NASHVILLE -- Owners of Chattanooga's biggest mall say it is unfair for Internet retailing giant Amazon.com to continue enjoying a competitive edge over traditional brick-and-mortar retailers.
Michael Lebovitz, CBL and Associates' executive vice president of development and administration, said Monday that Amazon, which is building two distribution centers in Southeast Tennessee, competes on an "uneven playing field" since the company is not required to collect state and local sales taxes.
That amounts to a 9.25 percent leg up over retailers that lease CBL-owned space at Hamilton Place and other shopping centers in Hamilton County, Lebovitz argued. The advantage includes not collecting the 7 percent state sales tax and another 2.25 percent in local option taxes.
"We think Amazon is great for Chattanooga, first and foremost," Lebovitz said. "At the same time, we think that if you can buy a shirt at Hamilton Place and pay $100 for that shirt, you shouldn't be able to buy the same shirt for $90 or $92, whatever the exact number is, from Amazon.
"I'm talking about the exact same piece of merchandise," Lebovitz said. "They're doing business with a tax advantage."
Amazon did not respond to an e-mail request for a response.
The company is spending $139 million to build distribution centers in Chattanooga and in Bradley County. The centers will employ some 1,200 full-time employees. Amazon recently announced plans to open yet another center outside Nashville.
Lebovitz said traditional retailers in Hamilton Place and elsewhere in Tennessee spend money to build stores, pay employees, advertise and "provide good jobs. And they also pay sales tax. That [Amazon advantage] doesn't constitute a level playing field."

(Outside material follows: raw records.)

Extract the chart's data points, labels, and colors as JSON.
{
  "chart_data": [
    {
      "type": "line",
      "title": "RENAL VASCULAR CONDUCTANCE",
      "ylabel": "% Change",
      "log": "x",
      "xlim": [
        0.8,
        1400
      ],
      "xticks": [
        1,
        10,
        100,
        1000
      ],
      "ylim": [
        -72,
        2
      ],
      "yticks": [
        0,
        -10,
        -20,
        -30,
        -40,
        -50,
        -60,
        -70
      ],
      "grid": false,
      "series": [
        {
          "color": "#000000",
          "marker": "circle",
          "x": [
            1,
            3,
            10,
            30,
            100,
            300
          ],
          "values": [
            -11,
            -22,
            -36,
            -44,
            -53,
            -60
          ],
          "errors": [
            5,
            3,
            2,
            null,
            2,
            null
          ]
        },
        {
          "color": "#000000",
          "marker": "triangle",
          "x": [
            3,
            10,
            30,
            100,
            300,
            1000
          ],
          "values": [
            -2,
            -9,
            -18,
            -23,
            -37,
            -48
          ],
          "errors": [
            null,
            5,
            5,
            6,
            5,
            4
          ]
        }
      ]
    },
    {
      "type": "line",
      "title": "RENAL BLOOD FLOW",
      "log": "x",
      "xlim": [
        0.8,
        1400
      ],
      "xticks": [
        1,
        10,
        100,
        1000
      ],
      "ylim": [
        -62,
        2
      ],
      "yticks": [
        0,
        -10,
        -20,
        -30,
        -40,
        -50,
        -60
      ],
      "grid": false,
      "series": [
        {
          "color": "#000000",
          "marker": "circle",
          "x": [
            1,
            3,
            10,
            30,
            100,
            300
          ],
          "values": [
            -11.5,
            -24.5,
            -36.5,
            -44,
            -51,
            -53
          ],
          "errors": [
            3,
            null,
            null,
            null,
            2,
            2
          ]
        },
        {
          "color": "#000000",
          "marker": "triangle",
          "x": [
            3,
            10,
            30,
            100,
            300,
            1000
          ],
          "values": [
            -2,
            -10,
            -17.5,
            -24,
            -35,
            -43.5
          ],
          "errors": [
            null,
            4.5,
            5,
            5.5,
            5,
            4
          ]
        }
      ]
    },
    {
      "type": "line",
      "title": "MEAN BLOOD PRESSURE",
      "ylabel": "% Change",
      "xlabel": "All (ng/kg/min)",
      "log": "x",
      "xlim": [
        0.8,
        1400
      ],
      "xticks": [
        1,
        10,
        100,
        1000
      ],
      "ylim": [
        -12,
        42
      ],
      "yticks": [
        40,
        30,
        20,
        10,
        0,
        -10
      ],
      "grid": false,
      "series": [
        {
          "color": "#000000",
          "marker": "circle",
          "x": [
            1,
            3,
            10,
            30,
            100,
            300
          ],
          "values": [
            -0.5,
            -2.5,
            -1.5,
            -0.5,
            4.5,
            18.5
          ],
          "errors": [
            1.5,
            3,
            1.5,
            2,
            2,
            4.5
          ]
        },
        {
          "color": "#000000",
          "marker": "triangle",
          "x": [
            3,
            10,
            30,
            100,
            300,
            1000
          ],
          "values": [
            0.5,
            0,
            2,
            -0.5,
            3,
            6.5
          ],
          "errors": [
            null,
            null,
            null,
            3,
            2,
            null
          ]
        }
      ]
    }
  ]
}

Then-Democratic Gov. Phil Bredesen struck the deal last year to get Amazon to build two distribution centers in Hamilton and Bradley counties.
Saying the issue needed a national solution, Bredesen said the company could continue not collecting sales taxes from its Tennessee-based customers despite creating an actual physical presence in the state.
Amazon refuses to charge its customers sales taxes in most states, citing U.S. Supreme Court decisions saying retailers must have a substantial retail presence before states can compel them to collect sales taxes.
Bredesen's successor, Bill Haslam, endorsed Bredesen's decision. But Haslam dropped a proposed rule change that while not mentioning Amazon by name would have exempted it from collecting sales taxes despite the two centers.
Some retailers have said they suspect Amazon got a "private letter ruling" from the Revenue Department seeking to exempt it from collecting sales taxes. Revenue Department officials, whose operations are shrouded in secrecy, refuse to discuss the matter. Retailers like Wal-Mart and AutoZone have questioned the legality.
Southeast Tennessee legislators held off attempts in this year's General Assembly aimed at making Amazon collect sales taxes once the distribution centers are in operation.
But Haslam said last week his Revenue Department is in discussions with Amazon about collecting sales taxes down the road even as they talk about the Internet retailer expanding its presence in Tennessee.
"Given the commitments we've made to Amazon in the past, I wouldn't like to see us do something they wouldn't agree with," Haslam said. "On the other hand, I want to see Amazon be flexible and realistic as well."
According to the University of Tennessee's Center for Business and Economic Research, Tennessee state and local governments this year will lose out on $410 million in taxes on Internet sales. Not all of that is attributable to Amazon.
CBL, one of the largest mall and shopping center operators in the U.S., has previously been muted in its concerns, unlike major retailers and some mom-and-pop businesses.
Also weighing on the issue Monday was the International Council of Shopping Centers, a global trade association with 2,200 Tennessee members.
The organization's president and CEO, Michael Kercheval, said mall operators say they are finding that as their retail customers seek to recover from the recession, "it is difficult for them to compete as they are paying their share of sales taxes, regardless of the size of their business."
In some cases, consumers are using brick-and-mortar retailers as "showrooms" to look for products, then go home and order from another retailer online.
"ICSC strongly supports a federal solution that ends the unintentional subsidy given to Internet retailers by closing the sales tax collection loophole," Kercheval said. "The current system is no longer effective and certainly doesn't reflect 21st Century commerce."